Mme Christiane Kammermann a indiqué que de nombreux minima sociaux ne sont pas applicables aux Français de l'étranger et a demandé comment ces aides pourraient leur être versées.

M. Guy Fischer a rappelé la précarisation croissante des salariés à bas revenus et des chômeurs dont à peine la moitié est actuellement indemnisée.

En réponse aux différents intervenants, Mme Valérie Létard, rapporteur, a indiqué que la législation sociale s'est progressivement compliquée et spécialisée, rendant le sujet des minima sociaux extrêmement complexe. Elle a soutenu que de nombreuses difficultés rencontrées par les bénéficiaires des minima sociaux sont liées à la suppression des droits connexes afférents à leur statut au moment de la reprise d'un emploi. Elle a estimé que ces droits devraient correspondre à un niveau de ressources, quelle que soit leur provenance afin de placer dans une situation identique les personnes qui ont des revenus équivalents. Le sentiment d'injustice sociale que provoquent les disparités actuelles est, en effet, un facteur lourd de mécontentement pour nos concitoyens. Par ailleurs, les différents droits devraient être organisés selon un mode dégressif, ce qui pallierait les effets pervers du système sans pour autant aller vers la création d'une allocation universelle. Elle a également plaidé pour la mise en oeuvre d'une réflexion sur la revalorisation des minima salariaux et sur la suppression des effets pervers de calendrier de leur versement.

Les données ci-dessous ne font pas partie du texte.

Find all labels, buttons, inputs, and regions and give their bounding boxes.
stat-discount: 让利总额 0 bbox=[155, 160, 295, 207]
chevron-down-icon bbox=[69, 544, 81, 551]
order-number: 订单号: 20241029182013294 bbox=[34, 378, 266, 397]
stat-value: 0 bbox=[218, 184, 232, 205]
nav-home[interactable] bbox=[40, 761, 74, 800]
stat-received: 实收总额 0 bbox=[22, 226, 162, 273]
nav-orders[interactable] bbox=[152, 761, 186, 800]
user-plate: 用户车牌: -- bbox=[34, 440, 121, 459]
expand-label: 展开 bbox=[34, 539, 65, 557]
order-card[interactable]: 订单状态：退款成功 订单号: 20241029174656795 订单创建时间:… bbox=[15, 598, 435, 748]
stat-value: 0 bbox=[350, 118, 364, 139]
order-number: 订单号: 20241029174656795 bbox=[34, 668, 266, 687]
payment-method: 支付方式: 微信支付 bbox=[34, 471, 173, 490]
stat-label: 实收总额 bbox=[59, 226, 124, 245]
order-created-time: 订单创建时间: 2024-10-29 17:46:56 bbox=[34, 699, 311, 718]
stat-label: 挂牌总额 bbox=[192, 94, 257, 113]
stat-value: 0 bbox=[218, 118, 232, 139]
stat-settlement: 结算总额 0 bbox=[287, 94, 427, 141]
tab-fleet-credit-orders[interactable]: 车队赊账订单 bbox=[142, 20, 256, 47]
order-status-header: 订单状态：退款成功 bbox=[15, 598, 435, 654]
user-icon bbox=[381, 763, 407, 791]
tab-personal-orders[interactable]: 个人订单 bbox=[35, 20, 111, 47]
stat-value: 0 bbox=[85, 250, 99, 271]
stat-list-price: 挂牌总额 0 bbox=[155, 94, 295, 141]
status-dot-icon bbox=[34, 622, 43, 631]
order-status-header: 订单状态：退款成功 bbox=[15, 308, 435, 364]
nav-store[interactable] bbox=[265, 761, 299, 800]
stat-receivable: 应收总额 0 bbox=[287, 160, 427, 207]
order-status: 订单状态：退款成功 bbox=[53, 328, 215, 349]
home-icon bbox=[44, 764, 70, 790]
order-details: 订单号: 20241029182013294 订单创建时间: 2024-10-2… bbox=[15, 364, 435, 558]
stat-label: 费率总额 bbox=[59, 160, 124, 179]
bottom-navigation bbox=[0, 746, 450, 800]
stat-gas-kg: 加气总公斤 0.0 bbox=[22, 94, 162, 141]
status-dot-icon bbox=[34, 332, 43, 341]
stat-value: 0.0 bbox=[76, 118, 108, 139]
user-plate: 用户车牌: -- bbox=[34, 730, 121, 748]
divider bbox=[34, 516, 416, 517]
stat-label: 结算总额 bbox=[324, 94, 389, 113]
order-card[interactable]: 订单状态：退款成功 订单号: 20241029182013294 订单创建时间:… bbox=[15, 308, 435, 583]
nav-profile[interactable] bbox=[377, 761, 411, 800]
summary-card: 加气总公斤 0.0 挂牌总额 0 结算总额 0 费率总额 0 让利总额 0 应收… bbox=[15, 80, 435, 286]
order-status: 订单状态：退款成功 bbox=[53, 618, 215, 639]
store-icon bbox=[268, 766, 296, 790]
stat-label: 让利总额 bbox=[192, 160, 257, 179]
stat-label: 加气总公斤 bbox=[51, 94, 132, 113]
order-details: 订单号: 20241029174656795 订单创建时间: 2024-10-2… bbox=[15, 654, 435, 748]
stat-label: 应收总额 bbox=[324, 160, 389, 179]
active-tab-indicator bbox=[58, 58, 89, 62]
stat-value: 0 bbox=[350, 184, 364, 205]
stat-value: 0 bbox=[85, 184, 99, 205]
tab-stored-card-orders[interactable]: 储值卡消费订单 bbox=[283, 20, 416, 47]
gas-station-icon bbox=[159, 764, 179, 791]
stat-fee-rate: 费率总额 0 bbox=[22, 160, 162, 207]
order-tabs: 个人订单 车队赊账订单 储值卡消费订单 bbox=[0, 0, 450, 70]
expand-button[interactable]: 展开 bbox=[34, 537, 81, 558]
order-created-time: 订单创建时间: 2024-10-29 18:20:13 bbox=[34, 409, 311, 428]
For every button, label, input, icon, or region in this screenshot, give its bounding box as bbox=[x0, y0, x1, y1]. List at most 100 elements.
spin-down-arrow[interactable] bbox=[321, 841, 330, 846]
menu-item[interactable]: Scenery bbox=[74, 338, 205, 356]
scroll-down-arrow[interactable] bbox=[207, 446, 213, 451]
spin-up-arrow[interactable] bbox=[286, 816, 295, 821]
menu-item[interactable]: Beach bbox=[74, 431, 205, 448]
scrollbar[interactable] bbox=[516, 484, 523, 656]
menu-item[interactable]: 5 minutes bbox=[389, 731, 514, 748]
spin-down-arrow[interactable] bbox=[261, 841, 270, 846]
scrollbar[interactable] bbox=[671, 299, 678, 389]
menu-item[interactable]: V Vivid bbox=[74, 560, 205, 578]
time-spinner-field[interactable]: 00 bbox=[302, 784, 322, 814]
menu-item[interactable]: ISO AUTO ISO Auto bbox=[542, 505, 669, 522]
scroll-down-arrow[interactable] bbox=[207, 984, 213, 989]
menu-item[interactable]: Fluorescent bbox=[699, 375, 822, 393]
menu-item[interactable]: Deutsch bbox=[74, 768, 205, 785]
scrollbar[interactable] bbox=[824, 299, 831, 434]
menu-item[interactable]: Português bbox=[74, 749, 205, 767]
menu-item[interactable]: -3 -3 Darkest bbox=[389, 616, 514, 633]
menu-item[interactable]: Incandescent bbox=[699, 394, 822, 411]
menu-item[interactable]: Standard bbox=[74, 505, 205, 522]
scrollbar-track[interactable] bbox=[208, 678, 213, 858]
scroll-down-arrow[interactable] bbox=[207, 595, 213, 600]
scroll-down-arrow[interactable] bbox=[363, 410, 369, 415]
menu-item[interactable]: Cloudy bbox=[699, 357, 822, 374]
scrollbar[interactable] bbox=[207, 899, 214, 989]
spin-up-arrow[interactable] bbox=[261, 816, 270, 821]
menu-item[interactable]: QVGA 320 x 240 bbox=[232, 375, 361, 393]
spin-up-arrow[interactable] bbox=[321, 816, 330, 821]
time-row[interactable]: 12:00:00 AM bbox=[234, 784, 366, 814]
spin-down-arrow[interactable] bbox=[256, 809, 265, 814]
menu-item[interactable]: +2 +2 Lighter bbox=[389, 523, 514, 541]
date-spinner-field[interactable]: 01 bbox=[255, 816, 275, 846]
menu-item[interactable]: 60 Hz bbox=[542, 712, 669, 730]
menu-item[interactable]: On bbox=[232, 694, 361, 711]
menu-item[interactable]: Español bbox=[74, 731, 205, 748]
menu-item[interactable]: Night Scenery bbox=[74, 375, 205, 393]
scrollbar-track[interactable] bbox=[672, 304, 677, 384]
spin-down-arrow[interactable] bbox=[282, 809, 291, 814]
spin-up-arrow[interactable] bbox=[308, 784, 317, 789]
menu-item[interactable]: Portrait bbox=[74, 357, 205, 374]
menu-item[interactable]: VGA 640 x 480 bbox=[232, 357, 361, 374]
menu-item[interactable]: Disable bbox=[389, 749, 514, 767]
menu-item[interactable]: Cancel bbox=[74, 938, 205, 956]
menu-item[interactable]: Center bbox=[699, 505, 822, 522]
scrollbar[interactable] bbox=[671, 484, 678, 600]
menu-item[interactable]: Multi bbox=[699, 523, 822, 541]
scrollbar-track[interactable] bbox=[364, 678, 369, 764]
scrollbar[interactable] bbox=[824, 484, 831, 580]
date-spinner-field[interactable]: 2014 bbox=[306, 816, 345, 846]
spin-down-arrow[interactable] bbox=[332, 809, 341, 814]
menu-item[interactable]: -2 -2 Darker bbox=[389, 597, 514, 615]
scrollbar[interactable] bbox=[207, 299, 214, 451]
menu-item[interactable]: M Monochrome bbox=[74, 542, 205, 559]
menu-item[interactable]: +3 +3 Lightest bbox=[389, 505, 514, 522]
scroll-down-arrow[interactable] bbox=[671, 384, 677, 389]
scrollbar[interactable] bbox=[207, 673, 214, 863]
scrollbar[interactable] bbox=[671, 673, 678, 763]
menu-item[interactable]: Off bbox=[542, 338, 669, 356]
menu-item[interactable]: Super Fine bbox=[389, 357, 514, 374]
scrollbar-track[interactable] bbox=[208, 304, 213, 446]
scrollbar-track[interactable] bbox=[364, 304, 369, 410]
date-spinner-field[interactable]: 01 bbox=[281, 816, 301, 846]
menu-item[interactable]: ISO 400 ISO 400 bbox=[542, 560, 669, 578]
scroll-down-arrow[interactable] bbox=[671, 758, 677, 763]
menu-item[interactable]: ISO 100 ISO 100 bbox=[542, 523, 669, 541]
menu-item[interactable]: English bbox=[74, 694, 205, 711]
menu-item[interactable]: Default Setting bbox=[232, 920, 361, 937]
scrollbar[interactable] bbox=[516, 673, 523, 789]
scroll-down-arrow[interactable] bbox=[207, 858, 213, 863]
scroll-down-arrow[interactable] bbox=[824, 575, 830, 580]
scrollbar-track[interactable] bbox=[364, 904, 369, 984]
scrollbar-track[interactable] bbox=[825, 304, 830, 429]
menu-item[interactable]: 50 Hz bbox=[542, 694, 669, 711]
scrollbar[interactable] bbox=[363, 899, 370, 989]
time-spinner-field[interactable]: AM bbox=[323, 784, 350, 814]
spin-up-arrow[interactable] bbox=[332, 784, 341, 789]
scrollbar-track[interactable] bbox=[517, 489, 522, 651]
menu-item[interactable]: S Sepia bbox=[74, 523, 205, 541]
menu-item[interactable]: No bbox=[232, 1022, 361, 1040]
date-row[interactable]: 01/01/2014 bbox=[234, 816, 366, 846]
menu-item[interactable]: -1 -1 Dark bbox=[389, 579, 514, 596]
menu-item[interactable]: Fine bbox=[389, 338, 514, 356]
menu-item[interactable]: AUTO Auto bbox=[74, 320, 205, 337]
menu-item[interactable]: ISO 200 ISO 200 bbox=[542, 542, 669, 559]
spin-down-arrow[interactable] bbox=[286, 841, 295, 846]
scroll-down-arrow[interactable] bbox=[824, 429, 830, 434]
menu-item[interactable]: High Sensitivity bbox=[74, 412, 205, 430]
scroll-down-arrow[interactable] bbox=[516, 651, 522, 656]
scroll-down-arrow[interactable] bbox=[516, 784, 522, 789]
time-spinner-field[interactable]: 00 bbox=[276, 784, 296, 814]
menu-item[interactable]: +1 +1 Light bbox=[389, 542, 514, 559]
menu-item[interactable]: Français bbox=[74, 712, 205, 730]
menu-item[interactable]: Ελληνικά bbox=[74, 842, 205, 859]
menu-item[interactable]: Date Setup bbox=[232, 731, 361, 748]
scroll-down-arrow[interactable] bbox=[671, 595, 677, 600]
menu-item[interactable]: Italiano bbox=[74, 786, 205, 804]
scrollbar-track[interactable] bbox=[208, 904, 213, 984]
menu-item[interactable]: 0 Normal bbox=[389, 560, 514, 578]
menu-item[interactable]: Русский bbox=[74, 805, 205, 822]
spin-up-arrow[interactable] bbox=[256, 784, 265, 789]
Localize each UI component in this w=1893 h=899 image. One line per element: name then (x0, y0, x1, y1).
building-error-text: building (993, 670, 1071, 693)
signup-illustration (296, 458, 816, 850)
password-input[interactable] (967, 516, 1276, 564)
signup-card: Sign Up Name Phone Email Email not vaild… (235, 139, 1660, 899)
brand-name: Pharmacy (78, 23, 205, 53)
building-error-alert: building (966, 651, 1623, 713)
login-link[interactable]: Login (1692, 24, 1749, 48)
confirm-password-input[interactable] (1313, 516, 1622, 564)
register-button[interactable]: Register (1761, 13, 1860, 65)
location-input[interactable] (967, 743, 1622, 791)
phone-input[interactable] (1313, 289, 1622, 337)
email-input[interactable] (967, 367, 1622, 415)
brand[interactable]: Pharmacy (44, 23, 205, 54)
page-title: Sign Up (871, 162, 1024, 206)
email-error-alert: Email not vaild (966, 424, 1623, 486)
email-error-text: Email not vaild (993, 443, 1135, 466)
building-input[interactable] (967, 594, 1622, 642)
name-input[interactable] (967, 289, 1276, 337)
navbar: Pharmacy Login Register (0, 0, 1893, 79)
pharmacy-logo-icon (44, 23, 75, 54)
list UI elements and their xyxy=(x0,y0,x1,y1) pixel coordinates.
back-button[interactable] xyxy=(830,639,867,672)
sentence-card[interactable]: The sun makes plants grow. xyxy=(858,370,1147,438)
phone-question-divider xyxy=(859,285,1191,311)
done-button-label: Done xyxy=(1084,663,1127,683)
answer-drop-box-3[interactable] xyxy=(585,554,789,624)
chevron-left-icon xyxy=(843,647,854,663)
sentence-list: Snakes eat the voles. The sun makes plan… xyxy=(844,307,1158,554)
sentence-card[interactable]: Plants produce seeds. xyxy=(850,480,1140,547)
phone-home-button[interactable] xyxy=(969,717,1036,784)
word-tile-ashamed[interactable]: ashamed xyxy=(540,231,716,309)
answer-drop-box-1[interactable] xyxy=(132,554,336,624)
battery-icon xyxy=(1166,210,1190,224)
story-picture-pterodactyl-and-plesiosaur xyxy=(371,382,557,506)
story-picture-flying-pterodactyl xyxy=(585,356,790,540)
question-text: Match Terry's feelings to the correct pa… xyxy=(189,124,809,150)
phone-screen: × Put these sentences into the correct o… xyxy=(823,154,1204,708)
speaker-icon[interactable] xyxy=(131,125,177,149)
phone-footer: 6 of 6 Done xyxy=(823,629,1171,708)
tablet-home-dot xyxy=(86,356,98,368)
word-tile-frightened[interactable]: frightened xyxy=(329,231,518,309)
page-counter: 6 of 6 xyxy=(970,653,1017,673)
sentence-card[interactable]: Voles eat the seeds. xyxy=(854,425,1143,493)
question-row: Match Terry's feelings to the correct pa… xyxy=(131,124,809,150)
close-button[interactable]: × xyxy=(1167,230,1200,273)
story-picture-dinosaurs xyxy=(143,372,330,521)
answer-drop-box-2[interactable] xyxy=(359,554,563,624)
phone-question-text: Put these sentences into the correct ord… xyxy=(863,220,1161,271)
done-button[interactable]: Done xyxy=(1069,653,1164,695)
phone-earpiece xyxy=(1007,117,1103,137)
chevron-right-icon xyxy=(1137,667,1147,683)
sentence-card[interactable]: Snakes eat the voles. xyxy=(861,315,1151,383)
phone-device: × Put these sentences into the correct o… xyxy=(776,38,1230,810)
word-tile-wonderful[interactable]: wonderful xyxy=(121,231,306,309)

M. Nicolas About, président, a précisé que l'AAH ne doit pas être considérée comme un minima social classique puisqu'il s'agit d'une prestation spécifique qui répond à des situations très particulières d'incapacité permanente à occuper un emploi. Par ailleurs, compte tenu du vif intérêt soulevé par la présentation de ce rapport, il a proposé la création d'un groupe de travail sur les minima sociaux au sein de la commission chargé d'élaborer une proposition de loi susceptible d'améliorer le dispositif.

La commission s'est déclarée favorable à l'instauration de cette structure et a autorisé la publication de cette communication sous la forme d'un rapport d'information.